In questo colloquio con il Foglio, Borio mostra cautela e come molti banchieri centrali ritiene che “con ogni probabilità l’aumento di aprile e gli altri che a breve forse seguiranno sono destinati a restare un fenomeno transitorio dovuto agli effetti del forte rialzo delle materie prime e del rimbalzo post Covid”. E tuttavia l’economista sottolinea anche che “tutto ciò sta mettendo alla prova il sistema”. Se è vero infatti che nel breve termine sono ancora all’opera la globalizzazione e la tecnologia, ovvero “le forze secolari che frenano l’inflazione”, a medio termine ci sono altre considerazioni da fare, dove per medio termine non si deve intendere un tempo storico ma quello necessario al maturare delle condizioni per un cambiamento: “Quanto si potrà andare avanti – ragiona Borio – con gli attuali stimoli fiscali e i correnti livelli del rapporto tra debito e pil? I tassi nominali sono a livelli mai visti a memoria d’uomo e quelli reali non sono mai stati negativi così a lungo. Il costo del servizio del debito non è mai stato così basso, anche se il rapporto debito-pil ha raggiunto vette record come durante la Seconda guerra mondiale. Non è prudente né desiderabile pensare che i tassi possano rimanere invariati. Prima o poi saliranno. Noi vorremmo che l’economia globale fosse messa in grado di crescere con tassi reali positivi”.

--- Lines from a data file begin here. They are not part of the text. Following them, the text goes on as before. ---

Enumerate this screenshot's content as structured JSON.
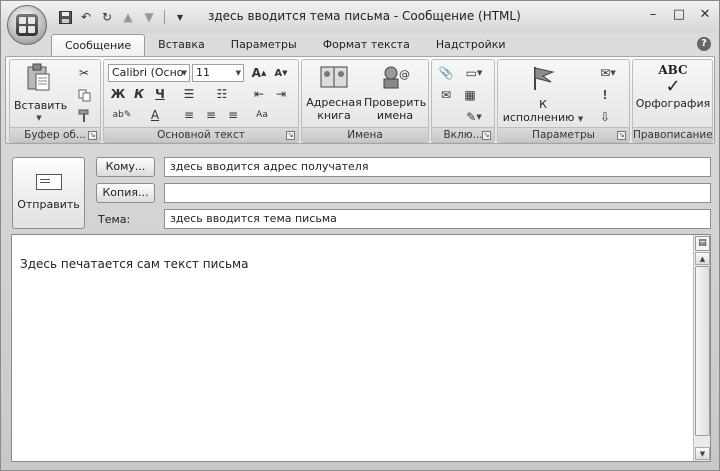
{
  "window": {
    "title": "здесь вводится тема письма - Сообщение (HTML)",
    "controls": [
      "–",
      "□",
      "✕"
    ]
  },
  "quick_access": [
    "save-icon",
    "undo-icon",
    "redo-icon",
    "up-arrow-icon",
    "down-arrow-icon",
    "customize-icon"
  ],
  "tabs": [
    {
      "label": "Сообщение",
      "active": true
    },
    {
      "label": "Вставка"
    },
    {
      "label": "Параметры"
    },
    {
      "label": "Формат текста"
    },
    {
      "label": "Надстройки"
    }
  ],
  "ribbon": {
    "clipboard": {
      "label": "Буфер об...",
      "paste": "Вставить"
    },
    "basic_text": {
      "label": "Основной текст",
      "font": "Calibri (Осно",
      "size": "11",
      "bold": "Ж",
      "italic": "К",
      "underline": "Ч"
    },
    "names": {
      "label": "Имена",
      "address_book": [
        "Адресная",
        "книга"
      ],
      "check_names": [
        "Проверить",
        "имена"
      ]
    },
    "include": {
      "label": "Вклю..."
    },
    "options": {
      "label": "Параметры",
      "follow_up": [
        "К",
        "исполнению"
      ]
    },
    "proofing": {
      "label": "Правописание",
      "spelling": "Орфография",
      "abc": "ABC"
    }
  },
  "form": {
    "send": "Отправить",
    "to_button": "Кому...",
    "to_value": "здесь вводится адрес получателя",
    "cc_button": "Копия...",
    "cc_value": "",
    "subject_label": "Тема:",
    "subject_value": "здесь вводится тема письма"
  },
  "body": {
    "text": "Здесь печатается сам текст письма"
  }
}
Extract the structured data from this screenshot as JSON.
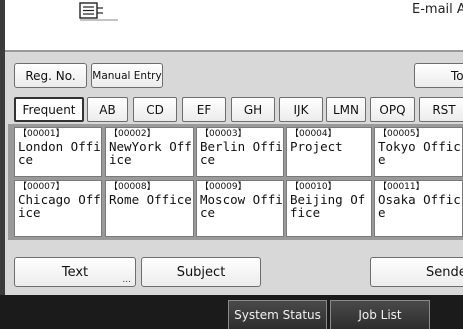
{
  "header": {
    "email_label": "E-mail A"
  },
  "toolbar": {
    "reg_no_label": "Reg. No.",
    "manual_entry_label": "Manual Entry",
    "to_label": "To"
  },
  "tabs": [
    {
      "label": "Frequent",
      "active": true
    },
    {
      "label": "AB"
    },
    {
      "label": "CD"
    },
    {
      "label": "EF"
    },
    {
      "label": "GH"
    },
    {
      "label": "IJK"
    },
    {
      "label": "LMN"
    },
    {
      "label": "OPQ"
    },
    {
      "label": "RST"
    }
  ],
  "destinations": [
    {
      "num": "【00001】",
      "name": "London Office"
    },
    {
      "num": "【00002】",
      "name": "NewYork Office"
    },
    {
      "num": "【00003】",
      "name": "Berlin Office"
    },
    {
      "num": "【00004】",
      "name": "Project"
    },
    {
      "num": "【00005】",
      "name": "Tokyo Office"
    },
    {
      "num": "【00007】",
      "name": "Chicago Office"
    },
    {
      "num": "【00008】",
      "name": "Rome Office"
    },
    {
      "num": "【00009】",
      "name": "Moscow Office"
    },
    {
      "num": "【00010】",
      "name": "Beijing Office"
    },
    {
      "num": "【00011】",
      "name": "Osaka Office"
    }
  ],
  "bottom": {
    "text_label": "Text",
    "text_dots": "...",
    "subject_label": "Subject",
    "sender_label": "Sender N"
  },
  "status": {
    "system_status_label": "System Status",
    "job_list_label": "Job List"
  }
}
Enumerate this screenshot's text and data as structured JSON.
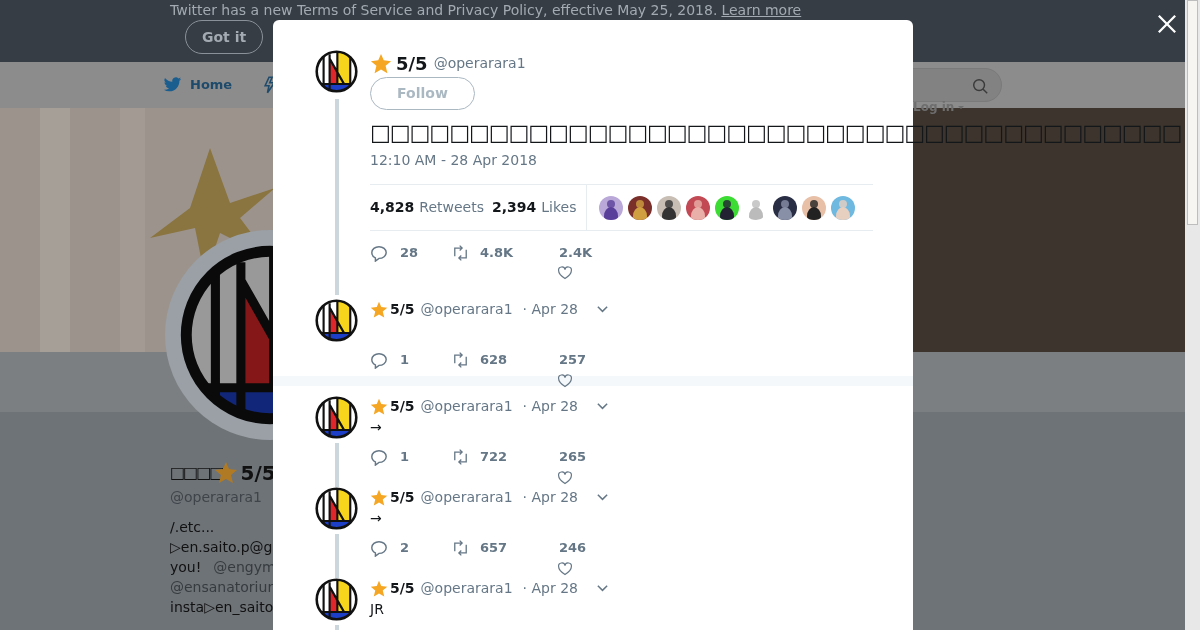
{
  "banner": {
    "text": "Twitter has a new Terms of Service and Privacy Policy, effective May 25, 2018.",
    "link": "Learn more",
    "button": "Got it"
  },
  "nav": {
    "home": "Home",
    "login": "Log in"
  },
  "profile": {
    "name": "□□□□",
    "badge_name": "5/5",
    "handle": "@operarara1",
    "bio_lines": [
      [
        {
          "kind": "text",
          "text": "/.etc..."
        }
      ],
      [
        {
          "kind": "text",
          "text": "▷en.saito.p@g"
        }
      ],
      [
        {
          "kind": "text",
          "text": "you!"
        },
        {
          "kind": "mention",
          "text": "@engym"
        }
      ],
      [
        {
          "kind": "mention",
          "text": "@ensanatoriur"
        }
      ],
      [
        {
          "kind": "text",
          "text": "insta▷en_saito"
        }
      ]
    ]
  },
  "tweet": {
    "name": "5/5",
    "handle": "@operarara1",
    "follow": "Follow",
    "text": "□□□□□□□□□□□□□□□□□□□□□□□□□□□□□□□□□□□□□□□□□",
    "time": "12:10 AM - 28 Apr 2018",
    "retweets": "4,828",
    "retweets_label": "Retweets",
    "likes": "2,394",
    "likes_label": "Likes",
    "reply_count": "28",
    "retweet_count": "4.8K",
    "like_count": "2.4K"
  },
  "replies": [
    {
      "name": "5/5",
      "handle": "@operarara1",
      "date": "· Apr 28",
      "reply_count": "1",
      "retweet_count": "628",
      "like_count": "257",
      "separated": true
    },
    {
      "name": "5/5",
      "handle": "@operarara1",
      "date": "· Apr 28",
      "text": "→",
      "reply_count": "1",
      "retweet_count": "722",
      "like_count": "265",
      "separated": false
    },
    {
      "name": "5/5",
      "handle": "@operarara1",
      "date": "· Apr 28",
      "text": "→",
      "reply_count": "2",
      "retweet_count": "657",
      "like_count": "246",
      "separated": false
    },
    {
      "name": "5/5",
      "handle": "@operarara1",
      "date": "· Apr 28",
      "text": "JR",
      "separated": false
    }
  ]
}
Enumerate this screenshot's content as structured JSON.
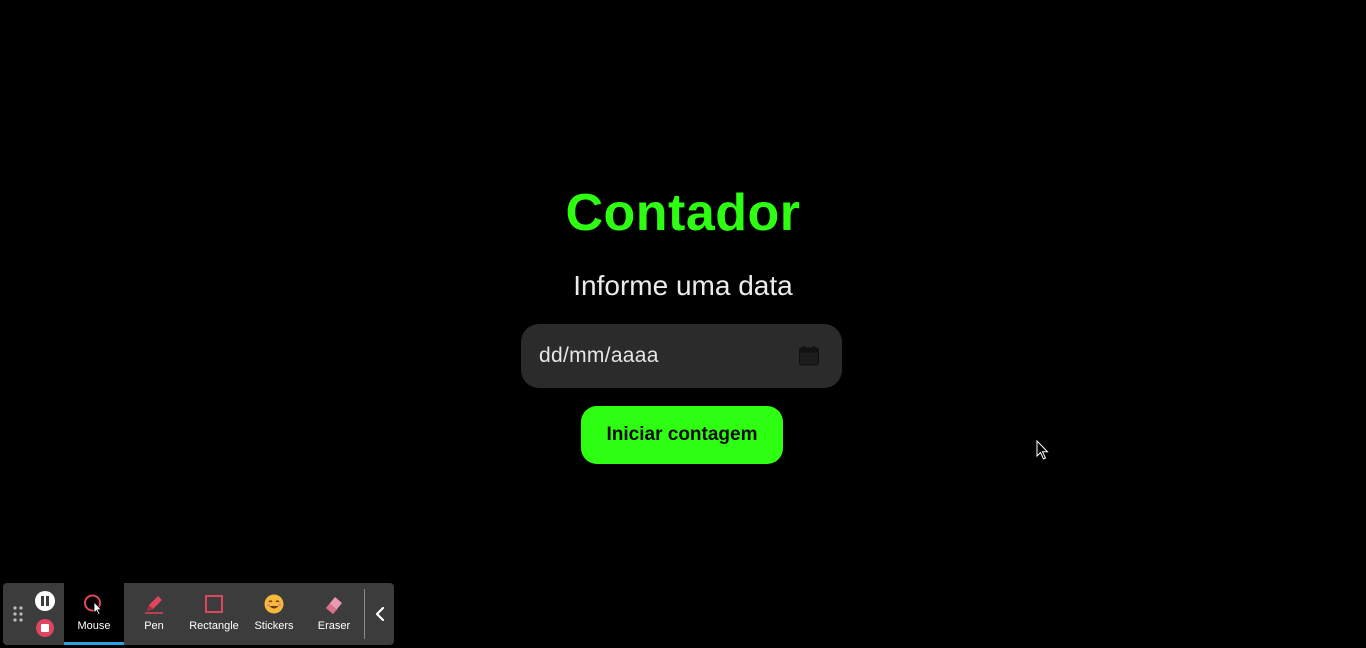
{
  "app": {
    "title": "Contador",
    "subtitle": "Informe uma data"
  },
  "date_field": {
    "placeholder": "dd/mm/aaaa",
    "icon": "calendar-icon"
  },
  "start_button": {
    "label": "Iniciar contagem"
  },
  "colors": {
    "accent": "#2eff12",
    "background": "#000000",
    "field_background": "#2b2b2b",
    "toolbar_background": "#3c3c3c",
    "active_tool_indicator": "#2aa3e0",
    "stop_color": "#e0455e"
  },
  "toolbar": {
    "controls": {
      "pause_icon": "pause-icon",
      "stop_icon": "stop-icon",
      "drag_icon": "drag-handle-icon",
      "collapse_icon": "chevron-left-icon"
    },
    "tools": [
      {
        "label": "Mouse",
        "icon": "mouse-pointer-icon",
        "active": true
      },
      {
        "label": "Pen",
        "icon": "pen-icon",
        "active": false
      },
      {
        "label": "Rectangle",
        "icon": "rectangle-icon",
        "active": false
      },
      {
        "label": "Stickers",
        "icon": "sticker-icon",
        "active": false
      },
      {
        "label": "Eraser",
        "icon": "eraser-icon",
        "active": false
      }
    ]
  }
}
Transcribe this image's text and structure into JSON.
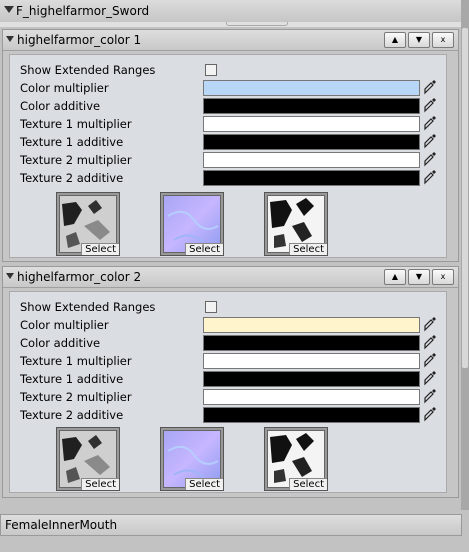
{
  "header": {
    "title": "F_highelfarmor_Sword"
  },
  "panels": [
    {
      "title": "highelfarmor_color 1",
      "show_ext": "Show Extended Ranges",
      "rows": [
        {
          "label": "Color multiplier",
          "color": "#b8d6f6"
        },
        {
          "label": "Color additive",
          "color": "#000000"
        },
        {
          "label": "Texture 1 multiplier",
          "color": "#ffffff"
        },
        {
          "label": "Texture 1 additive",
          "color": "#000000"
        },
        {
          "label": "Texture 2 multiplier",
          "color": "#ffffff"
        },
        {
          "label": "Texture 2 additive",
          "color": "#000000"
        }
      ],
      "select_label": "Select"
    },
    {
      "title": "highelfarmor_color 2",
      "show_ext": "Show Extended Ranges",
      "rows": [
        {
          "label": "Color multiplier",
          "color": "#fff4cc"
        },
        {
          "label": "Color additive",
          "color": "#000000"
        },
        {
          "label": "Texture 1 multiplier",
          "color": "#ffffff"
        },
        {
          "label": "Texture 1 additive",
          "color": "#000000"
        },
        {
          "label": "Texture 2 multiplier",
          "color": "#ffffff"
        },
        {
          "label": "Texture 2 additive",
          "color": "#000000"
        }
      ],
      "select_label": "Select"
    }
  ],
  "buttons": {
    "up": "▲",
    "down": "▼",
    "close": "x"
  },
  "bottom": {
    "title": "FemaleInnerMouth"
  }
}
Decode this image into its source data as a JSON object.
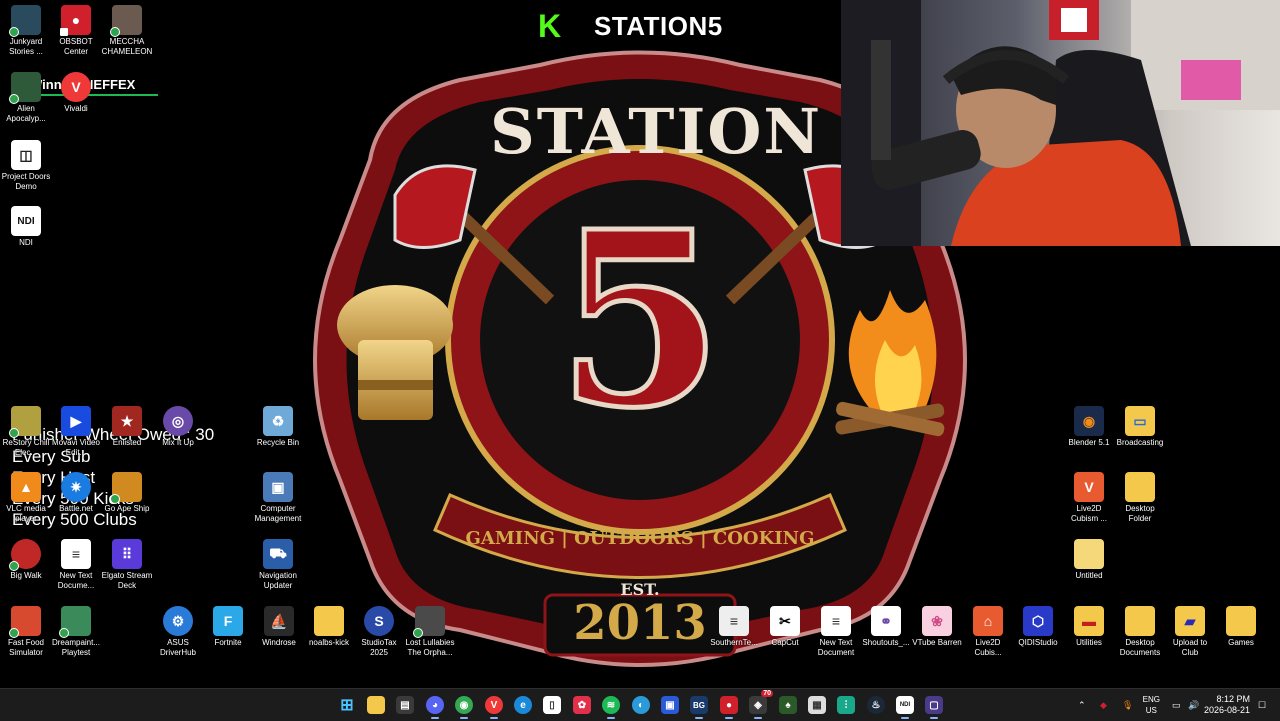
{
  "colors": {
    "kick_green": "#53fc18",
    "badge_red": "#8e1418",
    "gold": "#d4a94a",
    "taskbar_bg": "#1c1c1c"
  },
  "stream": {
    "platform_logo": "K",
    "channel_name": "STATION5"
  },
  "logo": {
    "top_text": "STATION",
    "number": "5",
    "est_label": "EST.",
    "tagline": "GAMING | OUTDOORS | COOKING",
    "year": "2013"
  },
  "now_playing": "Winn... - NEFFEX",
  "goals": {
    "wheel_owed": "Punisher Wheel Owed : 30",
    "lines": [
      "Every Sub",
      "Every Host",
      "Every 500 Kicks",
      "Every 500 Clubs"
    ]
  },
  "desktop_icons": [
    {
      "label": "Junkyard Stories ...",
      "icon": "game-icon"
    },
    {
      "label": "OBSBOT Center",
      "icon": "obsbot-icon"
    },
    {
      "label": "MECCHA CHAMELEON",
      "icon": "game-icon"
    },
    {
      "label": "Alien Apocalyp...",
      "icon": "game-icon"
    },
    {
      "label": "Vivaldi",
      "icon": "vivaldi-icon"
    },
    {
      "label": "Project Doors Demo",
      "icon": "doors-icon"
    },
    {
      "label": "NDI",
      "icon": "ndi-icon"
    },
    {
      "label": "ReStory Chill Elec...",
      "icon": "game-icon"
    },
    {
      "label": "Movavi Video Edit...",
      "icon": "movavi-icon"
    },
    {
      "label": "Enlisted",
      "icon": "enlisted-icon"
    },
    {
      "label": "Mix It Up",
      "icon": "mixitup-icon"
    },
    {
      "label": "Recycle Bin",
      "icon": "recycle-bin-icon"
    },
    {
      "label": "VLC media player",
      "icon": "vlc-icon"
    },
    {
      "label": "Battle.net",
      "icon": "battlenet-icon"
    },
    {
      "label": "Go Ape Ship",
      "icon": "game-icon"
    },
    {
      "label": "Computer Management",
      "icon": "computer-management-icon"
    },
    {
      "label": "Big Walk",
      "icon": "game-icon"
    },
    {
      "label": "New Text Docume...",
      "icon": "text-document-icon"
    },
    {
      "label": "Elgato Stream Deck",
      "icon": "streamdeck-icon"
    },
    {
      "label": "Navigation Updater",
      "icon": "navigation-icon"
    },
    {
      "label": "Fast Food Simulator",
      "icon": "game-icon"
    },
    {
      "label": "Dreampaint... Playtest",
      "icon": "game-icon"
    },
    {
      "label": "ASUS DriverHub",
      "icon": "asus-icon"
    },
    {
      "label": "Fortnite",
      "icon": "fortnite-icon"
    },
    {
      "label": "Windrose",
      "icon": "game-icon"
    },
    {
      "label": "noalbs-kick",
      "icon": "folder-icon"
    },
    {
      "label": "StudioTax 2025",
      "icon": "studiotax-icon"
    },
    {
      "label": "Lost Lullabies The Orpha...",
      "icon": "game-icon"
    },
    {
      "label": "SouthernTe...",
      "icon": "text-document-icon"
    },
    {
      "label": "CapCut",
      "icon": "capcut-icon"
    },
    {
      "label": "New Text Document",
      "icon": "text-document-icon"
    },
    {
      "label": "Shoutouts_...",
      "icon": "shoutouts-icon"
    },
    {
      "label": "VTube Barren",
      "icon": "vtube-icon"
    },
    {
      "label": "Live2D Cubis...",
      "icon": "live2d-icon"
    },
    {
      "label": "QIDIStudio",
      "icon": "qidi-icon"
    },
    {
      "label": "Utilities",
      "icon": "folder-icon"
    },
    {
      "label": "Desktop Documents",
      "icon": "folder-icon"
    },
    {
      "label": "Upload to Club",
      "icon": "folder-icon"
    },
    {
      "label": "Games",
      "icon": "folder-icon"
    },
    {
      "label": "Blender 5.1",
      "icon": "blender-icon"
    },
    {
      "label": "Broadcasting",
      "icon": "folder-icon"
    },
    {
      "label": "Live2D Cubism ...",
      "icon": "live2d-icon"
    },
    {
      "label": "Desktop Folder",
      "icon": "folder-icon"
    },
    {
      "label": "Untitled",
      "icon": "folder-icon"
    }
  ],
  "taskbar": {
    "apps": [
      "start-icon",
      "file-explorer-icon",
      "store-icon",
      "discord-icon",
      "chrome-icon",
      "vivaldi-icon",
      "edge-icon",
      "file-icon",
      "spotify-icon",
      "app-icon",
      "app-icon",
      "app-icon",
      "bg-icon",
      "obsbot-icon",
      "app-icon",
      "app-icon",
      "calculator-icon",
      "app-icon",
      "steam-icon",
      "ndi-icon",
      "app-icon"
    ],
    "bg_label": "BG",
    "ndi_label": "NDI",
    "badge_count": "70",
    "lang_top": "ENG",
    "lang_bottom": "US",
    "time": "8:12 PM",
    "date": "2026-08-21"
  }
}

Un’affermazione, questa, che è molto vicina a chiamare una correzione dell’attuale mix di politica economica. L’ottica della Bri, di cui Borio è il cervello pensante, è a largo raggio. Guarda alle “forze tettoniche che si muovono sotto la superficie dell’economia globale”. E vi intravede a termine un “rischio politico”, ovvero quello di “un cambiamento in profondità dell’assetto attuale verso un nuovo assetto caratterizzato da deglobalizzazione, aumento dell’intervento dello stato nell’economia, repressione finanziaria, instaurazione di un clima ostile al mercato”. E’ uno scenario che ricorda gli anni Settanta con la rincorsa prezzi salari e l’inflazione al 20 per cento. E’ un tempo vicino o lontano? “Se ne vede qua e là qualche cenno”.
Se gli si chiede infine cosa pensa dell’opinione oggi diffusa secondo la quale quello che conta non è il livello del debito ma la sua sostenibilità, Borio è lapidario e senza fare nomi e cognomi dice: “Anche il livello conta. Più alto è il debito più si è esposti ai rischi di uno shock”. Chi deve intendere intenda.